According to Dr. Evans, engineers work to develop solutions that meet the needs of the present without compromising the future, such as sustainable infrastructure practices and material design.
This, she says, highlights the key role engineer’s play in developing future infrastructure and wider utility network security and sustainability.
By applying new technologies, Dr. Evans suggests engineers can shift the concept of the city from a static structure of disconnected parts to a living structure capable of change.
“Engineers are really driving those innovations. Often the invention, if you like, comes from one part of the engineering sector, while working out the implementation process comes from another,” she says.
“We don’t necessarily have all the answers in terms of how we incorporate big data, sensors and artificial intelligence, but we certainly are leading that movement.”
As another key priority, Dr. Evan says she is looking to modernise the way Engineers Australia interacts with its members.
“There are simple and practical things we can do, such as making our website easier to navigate and ensuring we work in an agile way, but we also need to think about what role Engineers Australia will play in the future of the sector,” she says.

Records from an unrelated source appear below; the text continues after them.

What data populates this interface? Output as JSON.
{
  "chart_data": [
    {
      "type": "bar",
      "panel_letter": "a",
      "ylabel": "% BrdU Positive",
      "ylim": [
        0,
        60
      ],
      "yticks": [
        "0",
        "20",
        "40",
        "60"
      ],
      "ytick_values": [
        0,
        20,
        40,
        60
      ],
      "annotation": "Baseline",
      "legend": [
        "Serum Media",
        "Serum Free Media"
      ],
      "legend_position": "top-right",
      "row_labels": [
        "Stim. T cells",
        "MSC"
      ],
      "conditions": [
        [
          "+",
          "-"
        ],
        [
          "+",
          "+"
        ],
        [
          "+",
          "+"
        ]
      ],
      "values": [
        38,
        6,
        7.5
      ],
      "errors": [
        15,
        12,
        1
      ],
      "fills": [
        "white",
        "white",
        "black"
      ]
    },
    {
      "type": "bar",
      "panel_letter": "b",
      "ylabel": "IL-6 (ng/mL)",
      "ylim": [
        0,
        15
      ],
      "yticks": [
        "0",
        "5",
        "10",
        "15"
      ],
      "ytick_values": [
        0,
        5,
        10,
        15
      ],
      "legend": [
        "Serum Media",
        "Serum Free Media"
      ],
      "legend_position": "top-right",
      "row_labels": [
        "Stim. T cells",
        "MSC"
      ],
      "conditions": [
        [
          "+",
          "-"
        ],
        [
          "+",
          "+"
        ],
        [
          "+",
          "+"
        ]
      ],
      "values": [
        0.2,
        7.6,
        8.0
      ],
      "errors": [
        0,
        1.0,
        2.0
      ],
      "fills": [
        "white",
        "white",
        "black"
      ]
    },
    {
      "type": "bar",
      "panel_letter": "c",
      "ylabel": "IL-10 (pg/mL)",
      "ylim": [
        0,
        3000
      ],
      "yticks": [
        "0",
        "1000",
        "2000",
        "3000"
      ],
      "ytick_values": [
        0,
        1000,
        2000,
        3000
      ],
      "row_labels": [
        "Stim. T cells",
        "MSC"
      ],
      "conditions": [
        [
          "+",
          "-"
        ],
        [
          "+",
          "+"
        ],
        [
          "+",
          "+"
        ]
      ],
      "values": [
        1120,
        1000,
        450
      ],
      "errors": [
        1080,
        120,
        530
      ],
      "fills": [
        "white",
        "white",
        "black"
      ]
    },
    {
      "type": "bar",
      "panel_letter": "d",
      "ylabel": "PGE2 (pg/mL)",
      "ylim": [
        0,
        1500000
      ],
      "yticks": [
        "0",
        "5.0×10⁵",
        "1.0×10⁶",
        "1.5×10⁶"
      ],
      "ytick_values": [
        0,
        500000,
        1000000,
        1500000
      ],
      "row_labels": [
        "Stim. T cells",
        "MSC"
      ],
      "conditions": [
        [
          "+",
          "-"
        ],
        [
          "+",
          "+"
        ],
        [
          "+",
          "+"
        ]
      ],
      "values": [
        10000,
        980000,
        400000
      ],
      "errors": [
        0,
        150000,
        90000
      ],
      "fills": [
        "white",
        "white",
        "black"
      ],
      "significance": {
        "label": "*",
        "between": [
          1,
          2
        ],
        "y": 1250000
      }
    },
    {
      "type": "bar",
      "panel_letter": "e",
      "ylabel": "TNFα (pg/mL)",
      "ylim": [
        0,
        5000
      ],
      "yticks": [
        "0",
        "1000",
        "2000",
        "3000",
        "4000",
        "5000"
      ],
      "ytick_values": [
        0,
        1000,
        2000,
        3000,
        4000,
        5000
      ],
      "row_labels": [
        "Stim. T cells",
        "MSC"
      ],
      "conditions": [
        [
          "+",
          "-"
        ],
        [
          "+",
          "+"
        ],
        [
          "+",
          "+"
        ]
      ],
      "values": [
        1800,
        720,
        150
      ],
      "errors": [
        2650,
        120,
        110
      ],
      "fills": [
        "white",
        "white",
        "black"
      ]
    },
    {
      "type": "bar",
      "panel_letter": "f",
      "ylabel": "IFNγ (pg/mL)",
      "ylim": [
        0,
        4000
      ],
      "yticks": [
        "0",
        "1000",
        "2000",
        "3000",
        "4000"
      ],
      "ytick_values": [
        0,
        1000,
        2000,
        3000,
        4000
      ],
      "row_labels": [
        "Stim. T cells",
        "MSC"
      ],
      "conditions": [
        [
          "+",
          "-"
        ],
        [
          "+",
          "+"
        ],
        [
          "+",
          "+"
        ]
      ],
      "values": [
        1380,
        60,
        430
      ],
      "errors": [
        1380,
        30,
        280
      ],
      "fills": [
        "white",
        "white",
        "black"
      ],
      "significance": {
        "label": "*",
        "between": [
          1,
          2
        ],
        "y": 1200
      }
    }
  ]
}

In addition to supporting educating and up and coming engineers, Dr. Evans says Engineers Australia needs to ensure the existing workforce stays relevant and up to date with changing technological processes.
“What can Engineers Australia do to provide people with access to education for skills building and refreshment?” Dr. Evans says.
“I think that’s the really interesting, exciting challenge at the moment, and I look forward to discussing those ideas with our members.”
Another challenge, Dr. Evans says, is Australia’s lack of compulsory engineer registration.
As a stated policy position, Engineers Australia believes in developing a national engineering registration network.
According to Dr. Evans, without the assurance that engineers have the necessary skills to fulfil their job to relevant standards, community safety and consumer protection are vulnerable.
While doctors, lawyers and architects are required to register to legally carry out their work in Australia, there is no current harmonised legislation in place to prevent unqualified individuals gaining employment in the engineering sector.
Presently, just Queensland and Victoria have compulsory registration legislation in place.
“For a profession to be successful it has to be trusted, and by implementing compulsory registration, the engineering industry would demonstrate that its employees have all the right skills and qualifications,” she explains.
“We need the public to feel confident that their engineers will deliver works in a way that is ethical and fit for purpose.”
Despite these challenges, Dr. Evans says 2019 is an exciting time to be an engineer.
“As an engineer you get to have such a fantastic time being curious about the world and solving problems,” she says.
“Plus, with more younger people entering the industry, there’s always more to learn. As a senior engineer it’s important to pay attention to the next generation, because they’re the ones leading the way.”